LAMPUNG SELATAN – Masyarakat meminta perhatian langsung Bupati Lampung Selatan terkait kerusakan dini proyek jalan rabat beton bernilai hampir Rp1 miliar. Jalan yang baru selesai dibangun dan berusia belum sebulan itu sudah retak hingga patah di sejumlah titik — menguatkan dugaan peringatan tegas Sekretaris Daerah Supriyanto belum berjalan di lapangan.
Peringatan itu disampaikan Sekda Supriyanto secara terbuka di hadapan ratusan kontraktor, konsultan, serta perwakilan kepolisian dan kejaksaan, saat acara penandatanganan kontrak di Grand Elty Krakatoa Resort, Kalianda, Rabu (24/9/2025). Saat itu ia menegaskan: tidak boleh ada penambahan biaya tidak wajar, pengurangan volume, maupun penurunan kualitas pekerjaan.
”Praktik curang sama dengan merugikan negara. Risikonya pidana dan perdata serius,” tegasnya kala itu.
Namun kenyataan di lapangan berbeda. Proyek rekonstruksi jalan rabat beton Ruas Banjar Sari–Purwodadi (R.119), Kecamatan Way Sulan, dikerjakan oleh CV Betik Gawi Jejama dengan anggaran Rp993.610.070 bersumber APBD Tahun Anggaran 2026, kini menjadi sorotan.
Hasil pantauan langsung di lokasi memperlihatkan permukaan beton yang baru selesai dikerjakan sudah retak bahkan patah di beberapa titik. Kondisi ini mengindikasikan dugaan kuat pekerjaan tidak memenuhi spesifikasi teknis yang tertuang dalam dokumen lelang. Penyimpangan tanpa persetujuan tertulis dari pengawas pekerjaan merupakan pelanggaran kontrak.
Sesuai ketentuan Bina Marga, jalan beton kelas kabupaten wajib memenuhi standar berikut:
· Ketebalan pelat beton utama: minimal 15–20 cm untuk lalu lintas ringan–sedang, 20–25 cm jika dilewati kendaraan berat.
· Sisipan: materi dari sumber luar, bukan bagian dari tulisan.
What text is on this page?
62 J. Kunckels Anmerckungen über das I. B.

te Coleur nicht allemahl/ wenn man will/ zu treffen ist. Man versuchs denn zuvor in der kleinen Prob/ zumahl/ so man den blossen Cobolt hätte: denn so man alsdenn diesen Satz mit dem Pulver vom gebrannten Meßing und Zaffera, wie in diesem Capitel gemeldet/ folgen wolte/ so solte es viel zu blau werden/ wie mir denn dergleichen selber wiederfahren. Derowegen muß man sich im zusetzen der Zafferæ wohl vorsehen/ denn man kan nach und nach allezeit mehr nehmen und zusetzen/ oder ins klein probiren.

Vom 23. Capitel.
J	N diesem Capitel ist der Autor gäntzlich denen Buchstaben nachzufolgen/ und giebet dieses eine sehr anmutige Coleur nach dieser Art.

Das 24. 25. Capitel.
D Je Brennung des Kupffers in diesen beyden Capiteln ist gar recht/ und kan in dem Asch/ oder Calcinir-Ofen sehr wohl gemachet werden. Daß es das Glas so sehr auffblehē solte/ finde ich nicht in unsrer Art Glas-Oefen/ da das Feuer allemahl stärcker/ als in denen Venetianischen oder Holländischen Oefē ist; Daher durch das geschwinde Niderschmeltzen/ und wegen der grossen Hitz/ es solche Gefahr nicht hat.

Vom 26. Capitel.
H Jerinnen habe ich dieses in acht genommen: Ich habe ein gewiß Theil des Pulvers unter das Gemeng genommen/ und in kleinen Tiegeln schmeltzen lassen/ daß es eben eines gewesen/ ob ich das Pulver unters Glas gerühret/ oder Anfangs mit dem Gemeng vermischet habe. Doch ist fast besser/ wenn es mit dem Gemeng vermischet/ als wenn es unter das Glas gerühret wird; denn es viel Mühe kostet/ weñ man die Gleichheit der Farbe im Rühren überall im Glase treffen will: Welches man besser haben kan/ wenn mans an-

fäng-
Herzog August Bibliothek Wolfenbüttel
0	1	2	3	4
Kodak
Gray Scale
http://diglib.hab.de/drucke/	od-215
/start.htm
Toleransi penyimpangan maksimal hanya 10 persen.
· Mutu beton: minimal K-300 hingga K-350 dengan kuat lentur 41–45.
· Lapisan penopang: wajib ada Lapis Pondasi Atas (LPA) tebal 10–15 cm dan rabat beton/lantai kerak tebal 5–10 cm dengan mutu K-125/K-175.
· Sambungan: wajib dilengkapi besi dowel dan tie bar untuk mencegah pergeseran dan retak.
Kerusakan yang muncul dalam waktu sangat singkat mengarah pada dugaan: ketebalan beton tidak sesuai rencana, mutu beton di bawah standar, atau lapisan pondasi tidak dikerjakan sebagaimana mestinya.
Kepala UPT PUPR Kecamatan Way Sulan, Dede Mahfudin, membenarkan adanya keretakan dan kerusakan tersebut saat dikonfirmasi.
”Memang ada beberapa titik yang retak bahkan patah. Kami sudah mengingatkan kepada pihak rekanan untuk mengutamakan kualitas,” ujarnya singkat.
Jalan Ruas Banjar Sari–Purwodadi merupakan akses utama dan terdekat bagi warga Kecamatan Way Sulan menuju Kecamatan Candipuro maupun pusat Kabupaten Lampung Selatan. Kerusakan dini sangat merugikan masyarakat yang membutuhkan akses jalan yang baik.
Warga menyatakan mendukung pembangunan, namun menuntut pengawasan lebih ketat dan tindakan tegas terhadap pihak yang bertanggung jawab. Mereka mengingatkan dugaan praktik pemenuhan paket lalu disubkontrakkan ke pihak ketiga tanpa kendali mutu pada proyek tahun 2025 diduga menjadi penyebab utama jalan cepat rusak. Jika pola sama terulang, anggaran daerah dikhawatirkan habis untuk perbaikan berulang tanpa manfaat jangka panjang.
Masyarakat berharap Bupati segera menindaklanjuti, memeriksa kesesuaian pekerjaan dengan spesifikasi kontrak, dan meminta pertanggungjawaban pihak terkait.
Hingga berita ini diturunkan, belum ada tanggapan resmi dari pihak kontraktor CV Betik Gawi Jejama maupun Dinas PUPR Kabupaten Lampung Selatan. Redaksi masih berupaya meminta konfirmasi dan penjelasan. Kasus ini akan dikembangkan setelah adanya tanggapan.